Special consideration should be made for portal or splenic vein thrombosis (PSVT), which may occur even within months after surgery and can be proved lethal[77]. It is a potentially life-threatening complication that can occur within months after surgery. Consequences of PSVT are intestinal infarction/intestinal ischemia and portal hypertension. The incidence rate of PSVT reported varies, from 0.7%[78] to 14%[79], but it can reach up to 80%[80]. It is unclear whether the minimal invasive approach is associated with high incidence of PSVT; nevertheless, there are some underlying diseases which are correlated with PSVT, these are myeloproliferative disorders, hemolytic anemia, hypersplenism or hematologic malignancy and splenomegaly[81]. Interestingly the bigger the size of the spleen, the higher the incidence of PSVT[80-82]. Diagnosis of PSVT may be challenging as its symptomatology is unspecified. Therefore it is recommended that patients with high risk of PSVT should receive postoperatively anticoagulation therapy as prophylaxis[9,83]. When the diagnosis of PSVT is secured, immediate anticoagulant therapy with intravenous administration of heparin should be started, in order to achieve best treatment outcomes[80].

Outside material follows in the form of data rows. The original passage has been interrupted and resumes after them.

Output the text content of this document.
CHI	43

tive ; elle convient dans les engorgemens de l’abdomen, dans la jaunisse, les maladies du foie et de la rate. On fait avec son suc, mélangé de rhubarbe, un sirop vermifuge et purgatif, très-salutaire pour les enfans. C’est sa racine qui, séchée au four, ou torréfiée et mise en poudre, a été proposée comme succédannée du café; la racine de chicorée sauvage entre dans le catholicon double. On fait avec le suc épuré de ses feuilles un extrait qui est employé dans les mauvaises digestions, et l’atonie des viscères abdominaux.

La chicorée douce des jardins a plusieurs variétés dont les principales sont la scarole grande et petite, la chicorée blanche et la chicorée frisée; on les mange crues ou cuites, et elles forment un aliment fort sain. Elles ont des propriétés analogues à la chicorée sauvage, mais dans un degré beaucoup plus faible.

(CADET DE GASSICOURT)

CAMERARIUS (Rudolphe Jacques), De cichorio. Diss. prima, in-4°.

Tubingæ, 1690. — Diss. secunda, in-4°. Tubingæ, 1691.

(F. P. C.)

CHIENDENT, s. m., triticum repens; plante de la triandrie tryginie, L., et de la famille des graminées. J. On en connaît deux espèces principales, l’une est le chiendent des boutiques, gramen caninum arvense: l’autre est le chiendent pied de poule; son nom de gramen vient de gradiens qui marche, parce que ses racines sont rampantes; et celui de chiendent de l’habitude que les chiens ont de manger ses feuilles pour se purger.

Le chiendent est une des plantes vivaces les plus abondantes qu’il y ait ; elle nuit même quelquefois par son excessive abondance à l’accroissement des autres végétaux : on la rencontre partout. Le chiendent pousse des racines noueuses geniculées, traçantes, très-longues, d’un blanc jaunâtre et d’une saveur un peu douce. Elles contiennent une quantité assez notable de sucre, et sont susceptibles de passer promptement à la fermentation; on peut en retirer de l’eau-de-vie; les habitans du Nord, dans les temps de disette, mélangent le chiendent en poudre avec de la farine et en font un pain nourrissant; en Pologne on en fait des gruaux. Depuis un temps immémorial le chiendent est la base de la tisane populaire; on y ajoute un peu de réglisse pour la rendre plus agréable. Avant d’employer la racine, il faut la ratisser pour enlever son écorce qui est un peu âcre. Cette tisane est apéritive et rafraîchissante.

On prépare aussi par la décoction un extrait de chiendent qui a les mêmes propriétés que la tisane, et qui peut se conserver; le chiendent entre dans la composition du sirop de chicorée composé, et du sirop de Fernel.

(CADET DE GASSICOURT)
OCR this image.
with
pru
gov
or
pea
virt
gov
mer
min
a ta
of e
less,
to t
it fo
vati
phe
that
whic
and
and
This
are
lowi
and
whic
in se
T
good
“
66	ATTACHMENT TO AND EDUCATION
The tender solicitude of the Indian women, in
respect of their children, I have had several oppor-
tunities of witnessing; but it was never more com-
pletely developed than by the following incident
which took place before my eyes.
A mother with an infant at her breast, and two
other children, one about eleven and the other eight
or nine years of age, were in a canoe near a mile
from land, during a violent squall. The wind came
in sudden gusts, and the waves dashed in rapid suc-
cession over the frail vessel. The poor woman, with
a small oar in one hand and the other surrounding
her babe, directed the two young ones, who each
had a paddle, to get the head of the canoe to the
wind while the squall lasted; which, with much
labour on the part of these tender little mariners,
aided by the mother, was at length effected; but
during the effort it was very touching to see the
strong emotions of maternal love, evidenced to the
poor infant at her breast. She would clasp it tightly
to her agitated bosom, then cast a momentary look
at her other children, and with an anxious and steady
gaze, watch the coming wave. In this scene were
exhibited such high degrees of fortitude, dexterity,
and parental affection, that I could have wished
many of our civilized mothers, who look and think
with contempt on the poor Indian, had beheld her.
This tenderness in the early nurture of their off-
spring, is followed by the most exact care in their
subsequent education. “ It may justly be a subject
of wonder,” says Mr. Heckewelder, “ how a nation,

Another splenectomy-associated postoperative complication is the overwhelming postsplenectomy infection (OPSI). OPSI is suspected when a patient after splenectomy presents with sudden systemic infection, occasionally dermatorrhagia and DIC, whereas no obvious site of the infection is present[84]. Although the pathogenesis of OPSI remains unclear, it has a fast, overwhelming onset. It starts as a simple respiratory infection, but it rapidly progresses to hyperpyrexia, headache, shivering, jaundice, anuria, septic shock, acute respiratory distress syndrome (ARDS), multiple organ dysfunction syndrome (MODS), coma, and death. The primary pathogenic bacteria of OPSI are S. pneumoniae, N. meningitides, and H. influenza. In a prospective study by Theilacker et al[85] it was shown that S. pneumonia was the most important cause for severe sepsis development. They also showed that due to proper vaccination of patients after splenectomy, incidence of OPSI has been substantially reduced compared to the past. Although laparoscopic splenectomy is clearly superior to standard laparotomy in terms of postoperative infections, incidence of OPSI remains similar because this complication is related more to spleen removal than to the surgical approach[86].